Thanks for your suggestions. I had already tested for which threads were reaching the Finalize() call and all of them are. Also, the Finalize() call is not inside a conditional. This seems to suggest there may be a prior communication left unfinished, but based on the documentation I have read I would think the Finalize() routine would error/exception out in that situation. It seems significant that the software was performing as expected under the previous OS and OpenMPI versions (although, the older OpenMPI version is only slightly older than what is being used now), but I don't know yet what the differences are.
Is there any other information I could provide that might be useful?
From: Hazelrig, Chris CTR (US)
Sent: Tue 8/13/2013 1:51 PM
Subject: Finalize() does not return
I am using OpenMPI 1.4.3-1.1.el6 on RedHawk Linux 6.0.1 (Glacier) / RedHat Enterprise Linux Workstation Release 6.1 (Santiago). I am currently working through some issues that I encountered after upgrading from RedHawk 5.2 / RHEL 5.2 and OpenMPI 1.4.3-1 (openmpi-gcc_1.4.3-1). It seems that since the upgrades my software does not return from the call to the Finalize() routine. All threads enter the Finalize() routine and never return. I wrote a simple test program to try to simplify troubleshooting and Finalize() works as expected, i.e., all threads return from the Finalize() call. This suggests the problem is in my code. I have searched the man pages and user forums to no avail. Has anyone else encountered this problem? What could cause such behavior?
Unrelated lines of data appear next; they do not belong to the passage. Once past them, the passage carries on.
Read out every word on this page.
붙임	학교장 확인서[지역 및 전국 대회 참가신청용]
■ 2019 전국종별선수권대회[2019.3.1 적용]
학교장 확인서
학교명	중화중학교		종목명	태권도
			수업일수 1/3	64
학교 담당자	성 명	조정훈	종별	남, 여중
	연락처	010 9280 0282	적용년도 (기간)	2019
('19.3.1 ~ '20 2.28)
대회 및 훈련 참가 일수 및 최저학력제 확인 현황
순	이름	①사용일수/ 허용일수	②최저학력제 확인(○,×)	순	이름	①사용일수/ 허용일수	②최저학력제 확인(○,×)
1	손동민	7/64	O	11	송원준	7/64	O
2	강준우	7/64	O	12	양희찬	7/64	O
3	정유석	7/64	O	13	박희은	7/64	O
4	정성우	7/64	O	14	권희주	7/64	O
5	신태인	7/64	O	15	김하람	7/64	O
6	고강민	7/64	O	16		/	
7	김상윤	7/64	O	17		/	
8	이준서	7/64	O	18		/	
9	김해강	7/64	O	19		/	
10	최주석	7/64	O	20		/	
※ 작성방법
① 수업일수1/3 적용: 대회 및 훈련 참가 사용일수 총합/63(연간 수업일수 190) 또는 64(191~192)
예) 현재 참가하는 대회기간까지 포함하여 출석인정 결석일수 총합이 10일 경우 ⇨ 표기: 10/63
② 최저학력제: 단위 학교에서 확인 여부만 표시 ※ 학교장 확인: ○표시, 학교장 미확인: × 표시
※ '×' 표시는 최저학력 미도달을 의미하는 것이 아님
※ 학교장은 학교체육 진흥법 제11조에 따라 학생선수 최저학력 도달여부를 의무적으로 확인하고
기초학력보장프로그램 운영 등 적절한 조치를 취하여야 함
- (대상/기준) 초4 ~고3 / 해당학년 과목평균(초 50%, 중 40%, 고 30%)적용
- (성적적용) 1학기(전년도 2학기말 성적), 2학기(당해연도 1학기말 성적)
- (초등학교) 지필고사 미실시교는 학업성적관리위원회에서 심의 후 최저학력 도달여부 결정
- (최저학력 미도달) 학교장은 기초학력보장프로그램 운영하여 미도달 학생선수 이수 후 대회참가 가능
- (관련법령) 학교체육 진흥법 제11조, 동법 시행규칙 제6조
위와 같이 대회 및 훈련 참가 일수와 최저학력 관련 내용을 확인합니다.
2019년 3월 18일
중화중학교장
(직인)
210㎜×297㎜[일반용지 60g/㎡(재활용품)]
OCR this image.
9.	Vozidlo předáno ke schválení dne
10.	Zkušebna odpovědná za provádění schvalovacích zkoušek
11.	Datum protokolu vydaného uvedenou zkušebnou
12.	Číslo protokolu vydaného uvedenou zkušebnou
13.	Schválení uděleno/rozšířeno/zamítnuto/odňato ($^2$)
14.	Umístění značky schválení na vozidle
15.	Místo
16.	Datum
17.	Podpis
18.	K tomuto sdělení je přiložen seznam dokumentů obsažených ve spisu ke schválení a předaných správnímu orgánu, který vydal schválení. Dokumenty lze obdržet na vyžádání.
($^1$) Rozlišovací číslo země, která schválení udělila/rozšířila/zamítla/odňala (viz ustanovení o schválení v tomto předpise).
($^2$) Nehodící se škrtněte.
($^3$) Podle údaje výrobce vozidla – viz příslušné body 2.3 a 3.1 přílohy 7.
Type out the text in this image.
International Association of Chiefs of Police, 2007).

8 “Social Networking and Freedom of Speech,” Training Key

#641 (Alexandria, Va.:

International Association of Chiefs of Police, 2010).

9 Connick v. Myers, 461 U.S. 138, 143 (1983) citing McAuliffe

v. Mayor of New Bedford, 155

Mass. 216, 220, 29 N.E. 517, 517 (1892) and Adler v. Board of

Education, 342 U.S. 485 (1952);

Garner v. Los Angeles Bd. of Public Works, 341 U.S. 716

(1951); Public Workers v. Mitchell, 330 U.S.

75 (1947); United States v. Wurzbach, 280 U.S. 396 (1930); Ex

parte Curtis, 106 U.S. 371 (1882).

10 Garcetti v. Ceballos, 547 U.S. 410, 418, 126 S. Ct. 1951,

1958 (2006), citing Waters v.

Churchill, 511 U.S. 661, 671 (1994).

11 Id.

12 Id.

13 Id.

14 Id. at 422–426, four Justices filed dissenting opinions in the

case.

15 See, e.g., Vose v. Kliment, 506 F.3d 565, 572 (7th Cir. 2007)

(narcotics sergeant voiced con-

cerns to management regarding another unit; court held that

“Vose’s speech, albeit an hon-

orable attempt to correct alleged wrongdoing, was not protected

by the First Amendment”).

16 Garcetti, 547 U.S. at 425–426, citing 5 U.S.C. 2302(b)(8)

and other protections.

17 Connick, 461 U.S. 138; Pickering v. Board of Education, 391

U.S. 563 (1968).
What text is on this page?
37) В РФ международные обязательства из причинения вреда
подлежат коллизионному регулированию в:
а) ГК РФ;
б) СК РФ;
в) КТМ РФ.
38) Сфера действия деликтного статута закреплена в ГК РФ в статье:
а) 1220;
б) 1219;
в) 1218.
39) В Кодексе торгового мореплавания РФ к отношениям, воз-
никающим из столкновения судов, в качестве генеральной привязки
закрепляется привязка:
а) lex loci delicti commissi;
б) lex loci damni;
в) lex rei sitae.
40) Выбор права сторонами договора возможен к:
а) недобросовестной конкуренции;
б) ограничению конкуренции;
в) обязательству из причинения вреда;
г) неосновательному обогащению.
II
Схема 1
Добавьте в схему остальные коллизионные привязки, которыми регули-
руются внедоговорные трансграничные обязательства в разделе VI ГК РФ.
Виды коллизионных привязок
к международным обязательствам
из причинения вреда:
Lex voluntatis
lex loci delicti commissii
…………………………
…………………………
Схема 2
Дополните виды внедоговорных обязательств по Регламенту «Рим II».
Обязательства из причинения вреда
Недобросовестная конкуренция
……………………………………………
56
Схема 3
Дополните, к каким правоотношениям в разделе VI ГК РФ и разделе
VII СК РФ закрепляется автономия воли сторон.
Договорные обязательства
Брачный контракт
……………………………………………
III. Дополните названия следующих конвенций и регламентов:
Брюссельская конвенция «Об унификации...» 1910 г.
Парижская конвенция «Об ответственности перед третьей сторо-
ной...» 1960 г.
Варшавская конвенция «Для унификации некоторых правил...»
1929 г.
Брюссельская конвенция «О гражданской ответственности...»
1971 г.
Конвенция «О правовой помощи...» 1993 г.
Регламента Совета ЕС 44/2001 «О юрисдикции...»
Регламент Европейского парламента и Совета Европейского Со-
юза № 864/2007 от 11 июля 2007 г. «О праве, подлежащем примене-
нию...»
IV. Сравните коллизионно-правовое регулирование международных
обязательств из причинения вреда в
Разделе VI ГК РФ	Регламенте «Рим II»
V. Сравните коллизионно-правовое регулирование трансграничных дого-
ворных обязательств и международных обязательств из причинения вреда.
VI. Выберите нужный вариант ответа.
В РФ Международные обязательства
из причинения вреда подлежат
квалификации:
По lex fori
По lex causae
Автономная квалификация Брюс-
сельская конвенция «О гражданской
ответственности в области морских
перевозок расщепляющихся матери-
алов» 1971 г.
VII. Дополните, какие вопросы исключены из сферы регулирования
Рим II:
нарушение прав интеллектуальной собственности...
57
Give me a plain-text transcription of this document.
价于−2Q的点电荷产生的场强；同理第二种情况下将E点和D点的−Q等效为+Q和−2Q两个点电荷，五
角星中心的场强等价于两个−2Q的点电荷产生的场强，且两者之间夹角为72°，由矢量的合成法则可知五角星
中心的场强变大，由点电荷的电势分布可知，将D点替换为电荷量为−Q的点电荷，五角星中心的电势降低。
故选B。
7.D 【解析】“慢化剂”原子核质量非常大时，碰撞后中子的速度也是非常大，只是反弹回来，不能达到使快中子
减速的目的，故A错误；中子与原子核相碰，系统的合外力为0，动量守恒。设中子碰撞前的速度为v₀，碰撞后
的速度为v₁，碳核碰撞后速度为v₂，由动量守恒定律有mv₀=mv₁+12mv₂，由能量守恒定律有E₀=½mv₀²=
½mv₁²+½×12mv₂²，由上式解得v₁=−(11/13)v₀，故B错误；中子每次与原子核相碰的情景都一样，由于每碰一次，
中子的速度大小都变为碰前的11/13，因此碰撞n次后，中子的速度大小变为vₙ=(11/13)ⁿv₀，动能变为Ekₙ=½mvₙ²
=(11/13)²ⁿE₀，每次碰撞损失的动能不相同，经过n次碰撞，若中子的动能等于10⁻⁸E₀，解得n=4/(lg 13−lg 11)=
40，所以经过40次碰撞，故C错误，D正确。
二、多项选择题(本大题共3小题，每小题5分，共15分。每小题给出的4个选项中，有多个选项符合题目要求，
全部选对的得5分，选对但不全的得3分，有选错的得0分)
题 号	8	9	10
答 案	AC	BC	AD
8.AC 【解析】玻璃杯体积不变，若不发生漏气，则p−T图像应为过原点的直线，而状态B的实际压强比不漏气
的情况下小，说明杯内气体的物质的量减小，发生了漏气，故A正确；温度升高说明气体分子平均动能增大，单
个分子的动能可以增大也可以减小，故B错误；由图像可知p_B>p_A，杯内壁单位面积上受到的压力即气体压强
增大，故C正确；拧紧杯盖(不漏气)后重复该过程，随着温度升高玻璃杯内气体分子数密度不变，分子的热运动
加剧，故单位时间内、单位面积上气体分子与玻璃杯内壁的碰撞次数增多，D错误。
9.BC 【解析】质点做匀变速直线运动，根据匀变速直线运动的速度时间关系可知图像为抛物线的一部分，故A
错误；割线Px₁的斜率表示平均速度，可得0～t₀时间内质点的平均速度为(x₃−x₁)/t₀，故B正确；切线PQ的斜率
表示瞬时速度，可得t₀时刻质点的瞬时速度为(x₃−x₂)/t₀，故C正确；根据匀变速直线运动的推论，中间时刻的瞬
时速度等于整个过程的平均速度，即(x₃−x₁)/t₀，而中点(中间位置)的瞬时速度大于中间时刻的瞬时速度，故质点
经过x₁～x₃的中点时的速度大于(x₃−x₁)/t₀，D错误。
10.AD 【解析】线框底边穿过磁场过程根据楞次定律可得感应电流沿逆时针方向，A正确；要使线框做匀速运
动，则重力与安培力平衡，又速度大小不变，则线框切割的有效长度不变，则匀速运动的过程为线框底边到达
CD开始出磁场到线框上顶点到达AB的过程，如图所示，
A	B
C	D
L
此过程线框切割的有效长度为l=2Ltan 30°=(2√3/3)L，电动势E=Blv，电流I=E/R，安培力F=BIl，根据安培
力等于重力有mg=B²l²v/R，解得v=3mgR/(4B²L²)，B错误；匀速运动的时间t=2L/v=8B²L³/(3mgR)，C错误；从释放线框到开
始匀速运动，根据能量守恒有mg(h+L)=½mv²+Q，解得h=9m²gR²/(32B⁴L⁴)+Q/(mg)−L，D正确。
I wondered if maybe there is still some prior communication that was left unfinished, but I believe I have verified that is not the case, plus my understanding of how Finalize() works is that it would error/exception out in such a situation rather than just sit there, but I could be wrong.
Not sure what additional information may be needed by the community to aid in troubleshooting, but will be happy to provide whatever else is needed.